Finding Denue Virus: One Particle at a time

Yuexing (Zee) Zhang
Biosciences Division, ANL

Ultra-sensitive detection of infectious viral pathogens and/or disease biomarkers requires not only single molecule level sensitivities, but also effective strategies to screen bulk samples to “hunt down” target species at very low concentrations.  We address these challenges by the combination of fluorescence cross correlation spectroscopy (FCCS) and innovative microfluidic structures that enable bulk sample screening.

We focus on the detection of dengue viral pathogens in aqueous sample.  A monoclonal antibody was used to specifically recognize and bind to the dengue virus.  By labeling the dengue with red fluorescent dye and the anti-dengue antibody with green fluorescent dye, we were able to identify dengue/anti-dengue binding events by monitoring the FCCS cross correlation amplitude (Fig.1).

To achieve bulk sample screening, we constructed a home made “microchannel-linked microchamber array” structure using soft lithography methods involving SU-8 photoresist and PDMS.  Aqueous bulk sample was compartmentalized and confined inside microchambers, each in the volume of ~25 femtoliters, for sequential FCCS screening (Fig.2).  Dengue/anti-dengue binding was successfully detected inside individual microchambers (Fig.3).

Fig.1

(A) FCCS measurement for the Dengue/anti-Dengue mixture in bulk solution.  The blue trace is a representative curve (cross correlation amplitude vs. delay time) for the Dengue/anti-Dengue mixture.  In comparison, the black trace shows the FCCS profile for the Dengue/anti-M13 mixture.  The amplitude is close to zero.  (B) Photon counting traces of the Dengue/anti-Dengue mixture.  The green trace is the AF-488 dyed anti-Dengue (left-side tick labels), and the red trace is the AF-647 dyed Dengue viral particles (right-side tick labels).  The arrows indicate the overlapping spikes of the two traces.  (C) Autocorrelation profiles of the AF-647 dyed Dengue (red curve; tick labels at right) and AF-488 dyed anti-Dengue (green curve; tick labels at left).  Autocorrelation of a dilute AF-488 dyed anti-Dengue solution (unbound) is presented as the black dotted line.

Fig.2

Microfabricated SU-8 mold and PDMS microfluidic structure. (A) Two-layer SU-8 mold on a silicon wafer, defined by photolithography.
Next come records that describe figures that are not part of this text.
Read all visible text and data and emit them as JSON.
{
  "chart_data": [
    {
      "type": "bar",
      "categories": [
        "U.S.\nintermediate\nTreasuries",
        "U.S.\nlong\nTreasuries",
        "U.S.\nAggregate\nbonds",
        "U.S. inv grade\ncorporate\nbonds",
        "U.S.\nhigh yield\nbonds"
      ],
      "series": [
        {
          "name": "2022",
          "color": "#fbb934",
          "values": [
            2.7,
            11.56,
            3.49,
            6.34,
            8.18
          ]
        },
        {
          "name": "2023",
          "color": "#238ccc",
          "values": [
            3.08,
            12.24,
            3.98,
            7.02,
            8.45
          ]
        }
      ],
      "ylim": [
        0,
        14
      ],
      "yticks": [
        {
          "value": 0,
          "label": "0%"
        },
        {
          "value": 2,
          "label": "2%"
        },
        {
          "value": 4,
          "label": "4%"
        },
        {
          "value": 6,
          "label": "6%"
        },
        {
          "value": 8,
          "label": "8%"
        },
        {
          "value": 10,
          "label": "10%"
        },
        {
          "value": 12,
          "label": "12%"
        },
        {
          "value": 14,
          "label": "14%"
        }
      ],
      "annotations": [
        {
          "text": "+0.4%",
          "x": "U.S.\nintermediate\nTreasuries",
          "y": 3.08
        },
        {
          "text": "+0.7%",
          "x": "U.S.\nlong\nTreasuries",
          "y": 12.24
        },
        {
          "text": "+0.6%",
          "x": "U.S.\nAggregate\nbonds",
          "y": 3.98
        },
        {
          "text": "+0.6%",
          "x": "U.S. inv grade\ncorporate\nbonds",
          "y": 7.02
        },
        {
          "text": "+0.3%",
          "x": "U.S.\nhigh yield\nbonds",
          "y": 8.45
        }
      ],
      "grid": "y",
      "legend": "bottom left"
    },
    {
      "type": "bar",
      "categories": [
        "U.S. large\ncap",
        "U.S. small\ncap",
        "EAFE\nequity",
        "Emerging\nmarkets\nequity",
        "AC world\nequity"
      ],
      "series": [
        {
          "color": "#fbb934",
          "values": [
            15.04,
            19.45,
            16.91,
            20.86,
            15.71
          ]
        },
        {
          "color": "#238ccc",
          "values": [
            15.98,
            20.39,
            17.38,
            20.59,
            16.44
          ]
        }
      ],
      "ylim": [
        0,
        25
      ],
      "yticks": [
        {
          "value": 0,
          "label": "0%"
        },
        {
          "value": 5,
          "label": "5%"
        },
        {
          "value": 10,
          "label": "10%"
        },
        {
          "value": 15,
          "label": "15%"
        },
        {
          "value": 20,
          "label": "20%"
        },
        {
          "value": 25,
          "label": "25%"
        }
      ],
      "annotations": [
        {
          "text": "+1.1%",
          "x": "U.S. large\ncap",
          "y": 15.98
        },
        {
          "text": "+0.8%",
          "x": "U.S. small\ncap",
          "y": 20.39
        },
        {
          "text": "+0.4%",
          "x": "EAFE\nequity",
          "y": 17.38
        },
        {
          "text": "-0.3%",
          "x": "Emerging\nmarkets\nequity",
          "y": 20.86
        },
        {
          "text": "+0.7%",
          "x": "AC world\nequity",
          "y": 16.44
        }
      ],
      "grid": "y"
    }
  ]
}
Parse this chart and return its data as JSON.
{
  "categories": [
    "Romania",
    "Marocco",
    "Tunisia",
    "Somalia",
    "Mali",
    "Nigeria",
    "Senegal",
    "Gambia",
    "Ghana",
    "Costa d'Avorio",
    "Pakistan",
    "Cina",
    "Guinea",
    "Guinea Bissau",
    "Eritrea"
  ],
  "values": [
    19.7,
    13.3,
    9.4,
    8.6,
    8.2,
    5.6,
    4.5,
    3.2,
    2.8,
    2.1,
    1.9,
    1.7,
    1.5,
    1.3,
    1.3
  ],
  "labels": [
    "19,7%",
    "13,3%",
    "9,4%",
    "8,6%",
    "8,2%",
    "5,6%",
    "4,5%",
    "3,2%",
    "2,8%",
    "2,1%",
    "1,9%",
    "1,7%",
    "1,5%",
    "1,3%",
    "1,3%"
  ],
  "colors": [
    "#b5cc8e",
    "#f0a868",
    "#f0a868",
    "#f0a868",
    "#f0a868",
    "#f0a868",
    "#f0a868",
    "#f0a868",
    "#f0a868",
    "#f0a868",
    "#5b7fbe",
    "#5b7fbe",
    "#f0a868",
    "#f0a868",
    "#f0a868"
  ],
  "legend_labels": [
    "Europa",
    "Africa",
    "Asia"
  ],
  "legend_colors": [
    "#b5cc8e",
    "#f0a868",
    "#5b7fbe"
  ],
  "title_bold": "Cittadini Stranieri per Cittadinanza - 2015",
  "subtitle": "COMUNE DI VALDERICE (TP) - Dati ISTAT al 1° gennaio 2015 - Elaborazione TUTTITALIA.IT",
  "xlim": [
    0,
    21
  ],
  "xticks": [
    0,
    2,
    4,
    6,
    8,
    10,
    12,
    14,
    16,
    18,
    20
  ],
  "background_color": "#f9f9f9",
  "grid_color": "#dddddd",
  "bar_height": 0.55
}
Image was taken with an optical microscope (50× objective). Upper right: an overview of the entire 128×128 microchamber array, with microchannel patterns at both sides.  (B) A closer look of the same SU-8 mold under SEM (top view; 3600× magnification).  The bright round dots are 5 μm-tall cylinders used to define individual microchambers.  The darker stripes are 0.7 μm-thick lines to create the interconnecting microchannels.  The contrast reflects the difference in depth.  (C) A molded PDMS microstructure sealed onto a cover glass, immediately after oxygen plasma surface treatment.  Fluorescent dye (AF-488) solution was introduced into the fluidic structure and filled the entire microchamber array.  The fluorescence image was taken by an optical microscope with an epi-fluorescence setup (40× objective).  The microchambers are shown as bright dots.  The interconnecting channels are shallower and darker.  No leakage occurred.

Fig.3

(Main panel) FCCS curves taken inside 3 different microchambers (5 μm in diameter).  Chambers A (blue trace) and B (red trace) showed positive cross correlation amplitude, reflecting the presence of Dengue/anti-Dengue complex.  Chamber C (black) showed a cross correlation amplitude close to 0, suggesting there is few (if any) Dengue/anti-Dengue association detected.  The insert (magenta) showed a cross correlation curve taken from a smaller microchamber (2.5 μm in diameter).  Strong oscillations at delay time \tau~1-70 ms were present.  The oscillation was attributed to the interference of stray excitation lasers.

Reference

Y. Zhang, J. T. Bahns, Q. Jin, R. Divan, and L. Chen, Analytical Biochemistry, in press (2006).